Оттого, что Ганя все «смотрел» куда-то далеко и лицо его было скорбное и умное, виделось, как мать-старушка подошла к воротам тюрьмы, а в узелке у нее — передачка: сальца кусочек, шанежки, яички, соль в тряпочке, бутылка молока…
Передайте передачку,
А то люди говорят:
Заключенных в тюрьмах много —
Сильно с голоду морят.
Бабы, старики, ребятишки как-то все это понимали — и что много их там, и что морят. И очень хотелось, чтоб передали тому несчастному «сидельцу», сыну ее, эту передачку — хоть поест, потому что в «терновке» (тюрьме), знамо дело, несладко. Но…
Ей привратник усмехнулся:
«Твоего тут сына нет.
Прошлой ночью был расстрелян
И отправлен на тот свет».
Горло сжимало горе. Завыть хотелось… Ганя понимал это. Замолкал. И только старенькая гармошка его с медными уголками все играет и играет. Потом:
Повернулась мать-старушка,
От ворот тюрьмы пошла…
И никто про то не знает —
На душе что понесла.
Как же не знали — знали! Плакали. И бросали в кружку пятаки, гривенники, двадцатики. Матрена строго следила, кто сколько дает. А Ганя сидел, обняв гармошку, и все «смотрел» в свою далекую, неведомую даль. Удивительный это был взгляд, необъяснимо жуткий, щемящий душу.

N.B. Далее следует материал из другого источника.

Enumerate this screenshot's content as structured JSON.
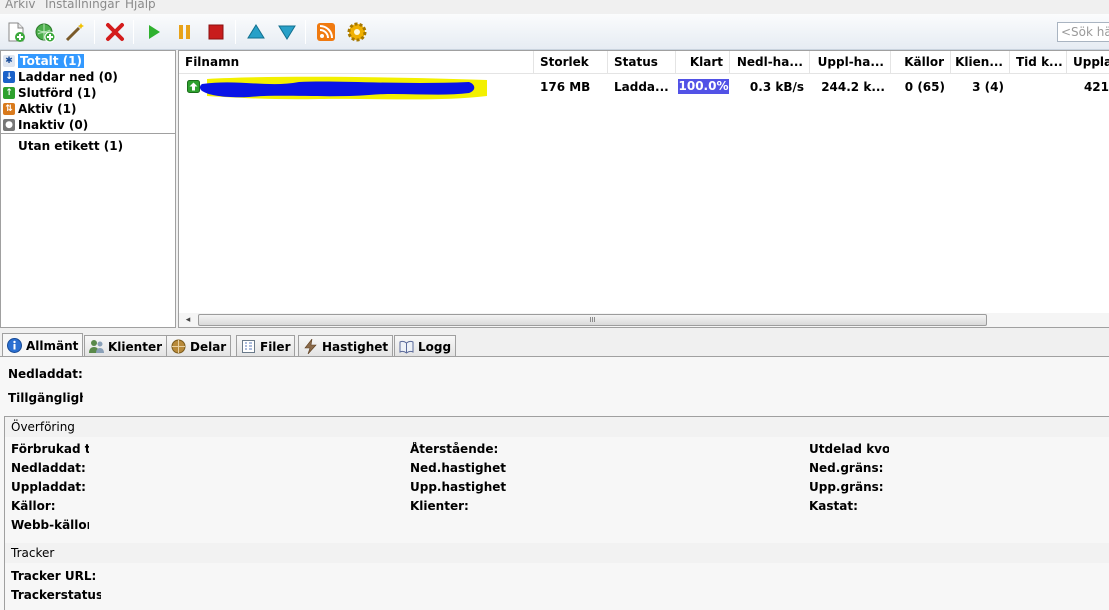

Потом война кончилась. Вернулись мужики, какие остались целые… Стало шумно в деревнях. А тут радио провели, патефонов понавезли — как-то не до Гани стало. Они еще ходили с Матреной, но слушали их плохо. Подавали, правда, но так — из жалости, что человек — слепой и ему надо как-то кормиться. А потом и совсем: вызвали Ганю в сельсовет и сказали:
— Назначаем тебе пенсию. Не шляйся больше.
Ганя долго сидел молча, смотрел мимо председателя… Сказал:
— Спасибо нашей дорогой Советской власти.
И ушел.
Но и тогда не перестал он ходить, только — куда подальше, где еще не «провели» это «вшивое радиво».
Но чем дальше, тем хуже и хуже. Молодые, те даже подсмеиваться стали.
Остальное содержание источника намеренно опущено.